The Commission has thus said that the present practice of insisting on mortality as a proof of starvation is wrong and needs to be set aside. In its view, there are obvious policy implications as far as the obligations of the State are concerned. The Right to Food implies the right to food at appropriate nutritional levels and the quantum of relief to those in distress must meet those levels in order to ensure that this right is actually secured and does not remain a theoretical concept.

The continuum of distress should be viewed as the necessary condition for the prevalence of starvation. The Commission has thus called for a paradigm shift in public policies and the Relief Codes in this respect. This shift has to be made from the domain of benevolence to that of the right of a citizen. The Government of India’s current conceptualization of calamity as well as the reason of its prevalence, has limited relief to the short term only. In contrast, a human rights approach to food and nutrition would imply that the beneficiaries of relief measures should be recognized as “claim holders”. Viewed form this perspective, the prevalence of distress-conditions threatening starvation constitute an injury requiring the imposition of a penalty on the State.
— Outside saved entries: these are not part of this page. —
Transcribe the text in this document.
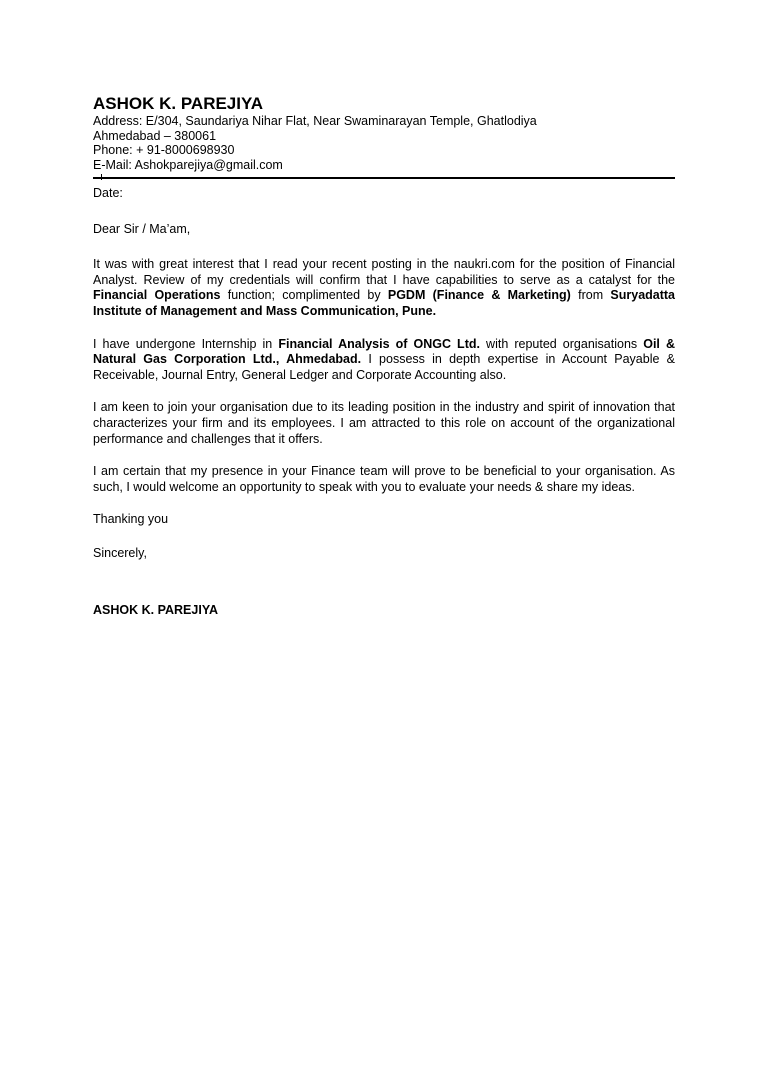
ASHOK K. PAREJIYA
Address: E/304, Saundariya Nihar Flat, Near Swaminarayan Temple, Ghatlodiya
Ahmedabad – 380061
Phone: + 91-8000698930
E-Mail: Ashokparejiya@gmail.com

Date:

Dear Sir / Ma’am,

It was with great interest that I read your recent posting in the naukri.com for the position of Financial Analyst. Review of my credentials will confirm that I have capabilities to serve as a catalyst for the Financial Operations function; complimented by PGDM (Finance & Marketing) from Suryadatta Institute of Management and Mass Communication, Pune.

I have undergone Internship in Financial Analysis of ONGC Ltd. with reputed organisations Oil & Natural Gas Corporation Ltd., Ahmedabad. I possess in depth expertise in Account Payable & Receivable, Journal Entry, General Ledger and Corporate Accounting also.

I am keen to join your organisation due to its leading position in the industry and spirit of innovation that characterizes your firm and its employees. I am attracted to this role on account of the organizational performance and challenges that it offers.

I am certain that my presence in your Finance team will prove to be beneficial to your organisation. As such, I would welcome an opportunity to speak with you to evaluate your needs & share my ideas.

Thanking you

Sincerely,

ASHOK K. PAREJIYA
Finally, the Commission has observed that universally there is a demand that every effort be made by the State and by civil society to eradicate the poverty and hunger that constitute an affront to the dignity and worth of the human person. Given the circumstances of our country, India has a special responsibility in this regard. The prevalence of extreme poverty and hunger is unconscionable in this day and age, for not only does it militate against respect for human rights, but also undermines the prospects of peace and harmony within the State. For all these reasons, the Commission will continue to be deeply involved with this issue in the future too.